Trending on PolitiCrossing.com: The Dead Do Tell Tales

Our Texting History, Vanished

I was beyond crestfallen. I felt as if I had lost something near and dear to me. It was devastating. I sat down in the big chair in my office and contemplated the possibilities. I contacted my computer guru and asked him if a deleted text message file was retrievable. He said with my Android system there was no such capability, only on iPhones. I called my sister and explained what I had done. She commiserated.

Then I sat down again, for a long time, and I thought about a friend who had lost her 23-year-old daughter and only child, seven months earlier…

I called my daughter, and I gave her the news. She didn’t seem concerned.
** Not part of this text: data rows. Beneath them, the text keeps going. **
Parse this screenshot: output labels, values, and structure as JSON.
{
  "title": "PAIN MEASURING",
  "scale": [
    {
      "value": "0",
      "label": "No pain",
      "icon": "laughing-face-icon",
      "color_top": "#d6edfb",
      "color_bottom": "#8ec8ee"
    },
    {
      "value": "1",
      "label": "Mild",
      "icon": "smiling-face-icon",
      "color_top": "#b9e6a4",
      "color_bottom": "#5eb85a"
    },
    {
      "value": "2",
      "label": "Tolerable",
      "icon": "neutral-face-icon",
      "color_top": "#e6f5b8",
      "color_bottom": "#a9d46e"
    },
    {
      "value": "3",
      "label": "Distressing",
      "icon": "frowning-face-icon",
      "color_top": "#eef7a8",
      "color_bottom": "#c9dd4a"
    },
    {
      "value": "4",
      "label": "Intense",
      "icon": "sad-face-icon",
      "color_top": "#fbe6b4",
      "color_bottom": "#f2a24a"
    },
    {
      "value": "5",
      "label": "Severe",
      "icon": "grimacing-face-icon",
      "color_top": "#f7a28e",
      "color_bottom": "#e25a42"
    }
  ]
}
I explained to her that she was the only one with whom I had maintained the longitudinal text trail. She told me that she maintains the text trail with everybody. “It’s not like you’re going to run out of room.” I asked her if she knew of any way that it could be retrieved. She didn’t know, either. We parted company.

Eureka! If she never deletes text message histories, then she has everything that’s transpired between us. I called her back, and she said she did have them all. So, on another day, when we figure out how to transfer what she has back to me, or least downloaded them into some text file, barring her losing her phone or accidentally hitting the delete button like I did, our texting history will be intact on my device.

A Fresh Start

I feel like I’ve been given a new lease on life. The greater question now is, what kind of technology and what kind of lives do we lead when a longitudinal history can be wiped out by mistake in single second?

It is not comforting to know that critical files can be gone in a flash, but this is a condition of our era. For thousands of years, people simply spoke to each other with no way of recording anything, or even knowing it would one day be possible. Relationships right up to the 1960’s were based on real time conversations in person or on the phone. Answering machines existed in the early 1960’s but were not widely available until the mid 1980’s.

As technology became more and more powerful, as we all know, everyone has the capability today to save and store virtually every encounter that they have with anyone else in the world. Still, it is disquieting to know that our e-files are so fragile that they can be gone in a moment’s notice.